To Americans, our National Mall in Washington, D.C., is a sacred space.
A vast tract of urban open space running almost two miles between the U.S. Capitol and the Lincoln Memorial, the Mall is where we take our children, both literally and through pictures, to teach them about George Washington, Thomas Jefferson and Abraham Lincoln, about World War II and the Vietnam conflict, about our national culture as told in museums featuring American history, American art and the American fascination with air and space. It is where we sit quietly beside the reflecting pool to ponder what it means to be an American and how blessed we are to be part of the greatest ongoing experiment in democracy the world has ever seen.
On most days, the National Mall hosts tourists taking in the sights, joggers in their regular runs and frisbee players out for a fun afternoon. Last week, on the Fourth of July, though, the Mall became a visible metaphor not so much of the United States of America as of a country whose people are sharply divided.
Americans on the Mall that day represented two distinct camps.
At the Lincoln Memorial end of the mall, Donald Trump treated his Trump MAGA-attired supporters and VIP donors to what he billed as a “Salute to America,” a program awash in both patriotic themes and rain. Trump is the first president to address a Fourth of July celebration in almost seven decades, and he topped off the occasion with a taxpayer-funded fly-over by American military war planes. Tanks and other asphalt-crushing heavy equipment were corralled on the sidelines in case spectators wanted to take a gander. There were chants of, “Four more years!”
At the Capitol end of the mall, other Fourth of July celebrants enjoyed more traditional Independence Day entertainment, including music by Carole King and the National Symphony Orchestra, a visit by some Muppets, and fireworks as the sun sank into the stormy horizon. These folks were doing what many Americans do on the Fourth, complete with blankets — some of them soggy — and picnic hampers. The New York Times reported that a woman heading toward the concert stand carried a sign reading, “Fight ignorance, not immigrants.”
Such is the state of our nation in 2019. If there is anyone who does not have an opinion of Donald Trump one way or another, I have yet to meet him or her.
There are as many reasons for our national divide as there are Americans, and most of those reasons are valid. We have arrived to this distressing state of affairs over time through — in no particular order — increasing globalization both in trade and in culture, extreme gerrymandering making our votes less meaningful, a widening and gaping economic gulf between the haves and havenots, demographic evolutions well underway that threaten some among us, ongoing educational inequities, racial polarization, urban-rural disparities, a paralyzed Congress and on and on.

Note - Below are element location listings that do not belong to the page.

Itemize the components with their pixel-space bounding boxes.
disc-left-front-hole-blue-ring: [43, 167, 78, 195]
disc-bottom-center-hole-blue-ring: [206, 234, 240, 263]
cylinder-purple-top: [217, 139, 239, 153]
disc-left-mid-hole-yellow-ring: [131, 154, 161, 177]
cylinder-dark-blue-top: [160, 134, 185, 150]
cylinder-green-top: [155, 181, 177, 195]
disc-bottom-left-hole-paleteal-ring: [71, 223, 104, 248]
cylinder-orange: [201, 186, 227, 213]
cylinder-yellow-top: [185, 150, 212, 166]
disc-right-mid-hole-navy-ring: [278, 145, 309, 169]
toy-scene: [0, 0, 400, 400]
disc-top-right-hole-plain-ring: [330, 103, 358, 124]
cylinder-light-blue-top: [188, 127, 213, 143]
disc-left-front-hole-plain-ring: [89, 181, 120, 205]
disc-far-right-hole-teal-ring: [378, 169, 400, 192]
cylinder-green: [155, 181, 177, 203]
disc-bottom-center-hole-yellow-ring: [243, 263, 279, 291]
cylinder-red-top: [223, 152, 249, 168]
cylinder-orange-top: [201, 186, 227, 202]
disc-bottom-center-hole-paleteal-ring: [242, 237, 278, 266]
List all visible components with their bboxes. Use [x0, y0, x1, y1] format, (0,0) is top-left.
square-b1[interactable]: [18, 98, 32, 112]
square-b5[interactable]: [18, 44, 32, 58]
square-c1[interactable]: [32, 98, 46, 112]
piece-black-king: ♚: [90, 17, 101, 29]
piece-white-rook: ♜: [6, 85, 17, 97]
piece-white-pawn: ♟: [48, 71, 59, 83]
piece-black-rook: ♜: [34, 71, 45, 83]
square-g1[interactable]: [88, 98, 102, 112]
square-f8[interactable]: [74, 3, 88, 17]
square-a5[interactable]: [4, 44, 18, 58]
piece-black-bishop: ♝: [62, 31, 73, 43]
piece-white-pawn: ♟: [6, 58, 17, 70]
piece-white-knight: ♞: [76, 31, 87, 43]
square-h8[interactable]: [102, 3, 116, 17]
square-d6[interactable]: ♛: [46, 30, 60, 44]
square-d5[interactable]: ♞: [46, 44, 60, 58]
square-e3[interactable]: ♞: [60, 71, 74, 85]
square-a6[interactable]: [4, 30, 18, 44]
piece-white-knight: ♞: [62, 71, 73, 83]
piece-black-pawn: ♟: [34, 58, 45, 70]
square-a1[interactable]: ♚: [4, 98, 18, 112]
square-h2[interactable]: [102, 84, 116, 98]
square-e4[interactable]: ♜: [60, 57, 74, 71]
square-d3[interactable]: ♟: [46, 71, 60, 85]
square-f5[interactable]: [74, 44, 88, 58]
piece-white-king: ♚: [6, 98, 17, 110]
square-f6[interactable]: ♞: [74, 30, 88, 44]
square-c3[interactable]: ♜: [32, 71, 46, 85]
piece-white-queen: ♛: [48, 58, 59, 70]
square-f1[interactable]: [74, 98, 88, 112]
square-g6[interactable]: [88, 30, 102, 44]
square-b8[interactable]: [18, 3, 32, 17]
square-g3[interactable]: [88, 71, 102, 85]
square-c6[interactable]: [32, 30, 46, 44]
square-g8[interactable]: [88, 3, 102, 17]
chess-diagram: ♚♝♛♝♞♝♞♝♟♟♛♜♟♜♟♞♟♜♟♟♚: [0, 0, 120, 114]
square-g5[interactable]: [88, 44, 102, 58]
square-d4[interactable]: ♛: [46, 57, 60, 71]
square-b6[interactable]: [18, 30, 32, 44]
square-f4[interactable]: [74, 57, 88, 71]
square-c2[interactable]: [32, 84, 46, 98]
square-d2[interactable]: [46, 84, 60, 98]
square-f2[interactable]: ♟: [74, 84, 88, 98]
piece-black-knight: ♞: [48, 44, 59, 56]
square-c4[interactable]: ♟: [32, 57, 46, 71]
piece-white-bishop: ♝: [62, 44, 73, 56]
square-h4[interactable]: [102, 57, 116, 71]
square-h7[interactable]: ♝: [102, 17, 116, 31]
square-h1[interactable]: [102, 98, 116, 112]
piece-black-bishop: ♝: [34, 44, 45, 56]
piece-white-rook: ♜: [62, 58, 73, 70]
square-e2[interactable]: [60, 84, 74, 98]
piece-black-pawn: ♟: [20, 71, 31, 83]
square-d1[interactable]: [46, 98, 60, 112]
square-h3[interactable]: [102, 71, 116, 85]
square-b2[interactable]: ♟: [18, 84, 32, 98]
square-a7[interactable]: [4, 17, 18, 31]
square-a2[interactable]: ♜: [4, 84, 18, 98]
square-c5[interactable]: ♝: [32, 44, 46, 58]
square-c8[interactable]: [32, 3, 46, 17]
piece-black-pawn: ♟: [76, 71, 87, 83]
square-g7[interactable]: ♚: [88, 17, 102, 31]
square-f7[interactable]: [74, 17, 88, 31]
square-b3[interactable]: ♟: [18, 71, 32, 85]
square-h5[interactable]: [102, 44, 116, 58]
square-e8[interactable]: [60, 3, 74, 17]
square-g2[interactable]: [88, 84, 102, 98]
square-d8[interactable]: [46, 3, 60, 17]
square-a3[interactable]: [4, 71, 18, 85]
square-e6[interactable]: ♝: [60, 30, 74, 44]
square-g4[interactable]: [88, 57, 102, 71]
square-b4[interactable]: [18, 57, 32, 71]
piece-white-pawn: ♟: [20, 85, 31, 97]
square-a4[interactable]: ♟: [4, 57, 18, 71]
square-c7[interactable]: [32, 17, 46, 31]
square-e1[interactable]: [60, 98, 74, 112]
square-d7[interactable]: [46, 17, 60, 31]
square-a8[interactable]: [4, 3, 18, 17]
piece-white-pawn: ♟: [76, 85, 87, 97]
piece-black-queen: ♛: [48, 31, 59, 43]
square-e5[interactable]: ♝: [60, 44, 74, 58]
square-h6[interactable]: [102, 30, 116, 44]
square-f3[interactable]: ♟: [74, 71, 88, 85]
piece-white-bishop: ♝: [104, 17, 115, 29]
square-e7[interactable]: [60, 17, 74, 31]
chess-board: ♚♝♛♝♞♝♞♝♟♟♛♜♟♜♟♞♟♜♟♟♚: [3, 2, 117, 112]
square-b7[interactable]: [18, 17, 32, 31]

The Trump fans and the concert-goers at opposite ends of the national mall on a rainy Fourth of July provide a powerful visual of the state of our nation.
Zealots on both ends of the Mall, literally and figuratively, are entrenched in their positions and brook no discussion with others with differing views. More thoughtful people on both sides are deeply concerned about the future of our nation. Significant books of warning have been flowing from publishers’ presses just in the last two years, among them “How Democracies Die” by Steven Levitsky and Daniel Ziblatt, “This America: The Case for the Nation” by Jill Lepore, “Fascism: A Warning” by Madeline Albright, “The Soul of America: The Battle for Our Better Angels” by Jon Meacham, and many others.
Each has its own take on what is happening in and to our country, but all are sounding national alarms. We Americans would do well to listen.